How much of a role Canada itself plays in their books varys from one author to the next, and sometimes from book to book.  It’s impossible to disassociate Montgomery’s Anne of Green Gables stories from Prince Edward Island, and Atwood drew on a 19th-century Canadian crime in Alias Grace. But Atwood’s dystopias of The Handmaid’s Tale or The Year of the Flood are hardly Canada — or Earth — as we know it, and crime novelist Peter Robinson, who lives in Canada, has as his series protagonst a detective in Yorkshire, England.

That’s not the case with Chief Inspector Armand Gamache, star of Louise Penny’s series of award-winning crime novels set in the quaint Quebec village of Three Pines.  The Brutal Telling, the fifth and finest so far, was published last fall to deserved acclaim. Sins of the past resurface, and the murder mystery stretches across the continent to British Columbia before Gamache makes an arrest. Setting and character matter very much in these well-crafted tales, in which Penny blends the conventions of the traditional village mystery of Agatha Christie with the psychological insight of Ruth Rendell. (Christie and Rendell, of course, are Brits, which just goes to show you that categorizing by nationality is beside the point.)

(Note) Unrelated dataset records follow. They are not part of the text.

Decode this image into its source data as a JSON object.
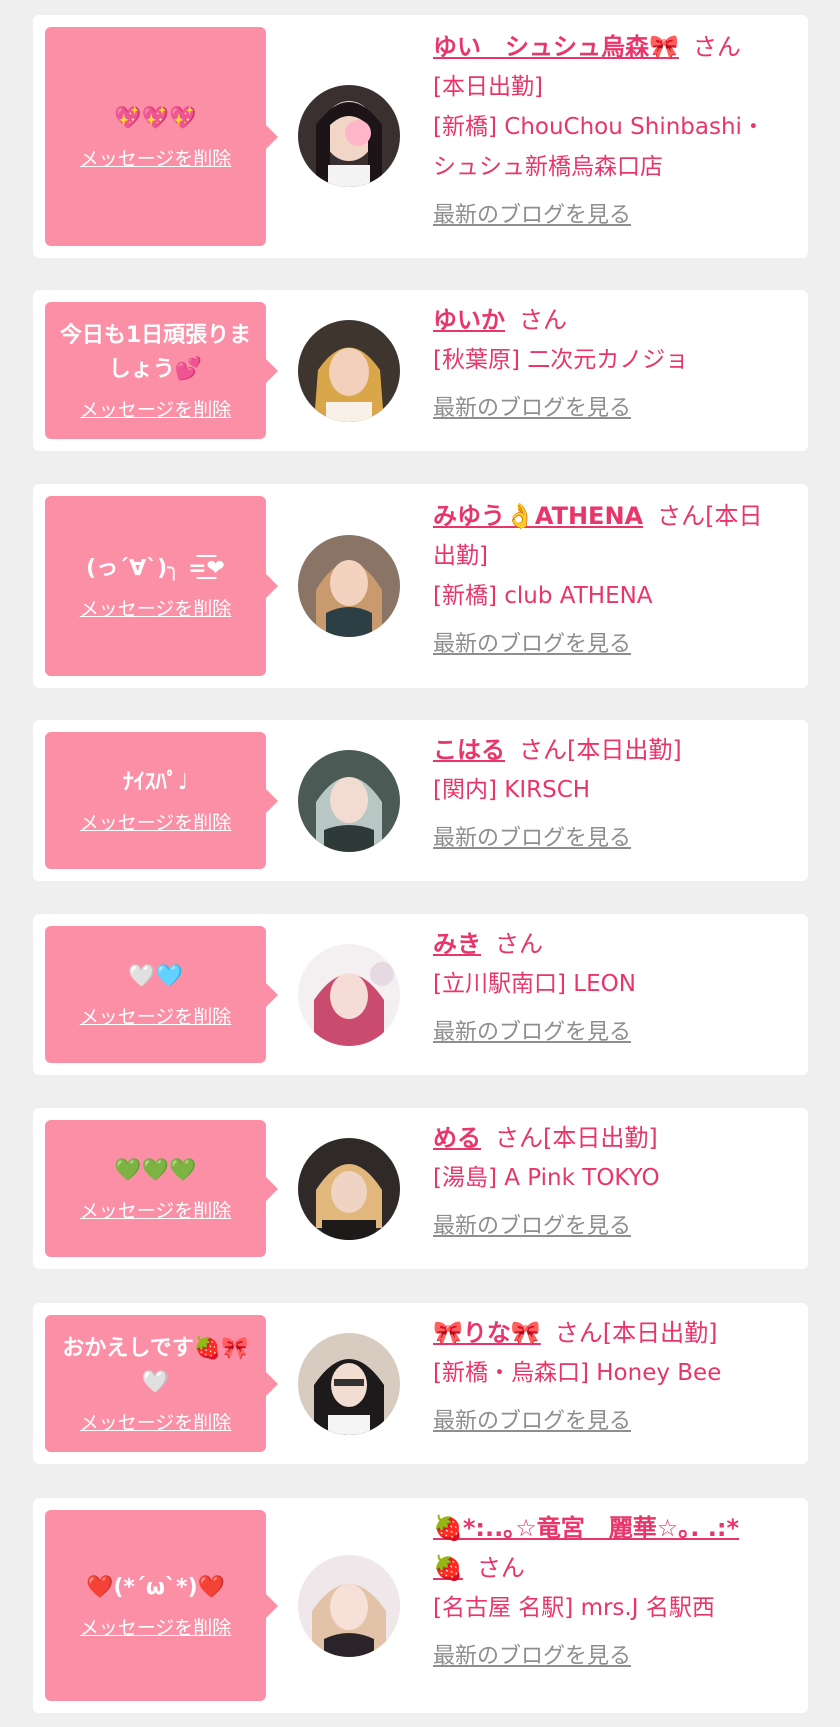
{
  "colors": {
    "page_bg": "#efefef",
    "card_bg": "#ffffff",
    "bubble_bg": "#fb8fa6",
    "accent": "#e8356a",
    "link_gray": "#8e8e8e"
  },
  "delete_label": "メッセージを削除",
  "blog_label": "最新のブログを見る",
  "honorific": "さん",
  "entries": [
    {
      "message": "💖💖💖",
      "name": "ゆい　シュシュ烏森🎀",
      "status": "[本日出勤]",
      "shop_lines": [
        "[新橋] ChouChou Shinbashi・",
        "シュシュ新橋烏森口店"
      ]
    },
    {
      "message": "今日も1日頑張りましょう💕",
      "name": "ゆいか",
      "status": "",
      "shop_lines": [
        "[秋葉原] 二次元カノジョ"
      ]
    },
    {
      "message": "(っ´∀`)╮ =͟͟͞͞❤",
      "name": "みゆう👌ATHENA",
      "status": "[本日",
      "status2": "出勤]",
      "shop_lines": [
        "[新橋] club ATHENA"
      ]
    },
    {
      "message": "ﾅｲｽﾊﾟ♩",
      "name": "こはる",
      "status": "[本日出勤]",
      "shop_lines": [
        "[関内] KIRSCH"
      ]
    },
    {
      "message": "🤍🩵",
      "name": "みき",
      "status": "",
      "shop_lines": [
        "[立川駅南口] LEON"
      ]
    },
    {
      "message": "💚💚💚",
      "name": "める",
      "status": "[本日出勤]",
      "shop_lines": [
        "[湯島] A Pink TOKYO"
      ]
    },
    {
      "message": "おかえしです🍓🎀🤍",
      "name": "🎀りな🎀",
      "status": "[本日出勤]",
      "shop_lines": [
        "[新橋・烏森口] Honey Bee"
      ]
    },
    {
      "message": "❤️(*´ω`*)❤️",
      "name": "🍓*:..｡☆竜宮　麗華☆｡. .:*",
      "name2": "🍓",
      "status": "",
      "shop_lines": [
        "[名古屋 名駅] mrs.J 名駅西"
      ]
    }
  ]
}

Margaret Atwood, who resists labels of all kinds, told me as much in an interview some years ago:

“I’m addressing the country of readers. That is the real divide — not between genders or nationalities. It’s not a matter of locale. It’s between those who read and those who don’t.”

I pledge allegiance to the country of readers…

Open Book: I own several editions of Montgomery’s books, and the  publisher of The Brutal Telling (St. Martin’s/Minotaur) sent me an ARC (advance reading copy) last fall.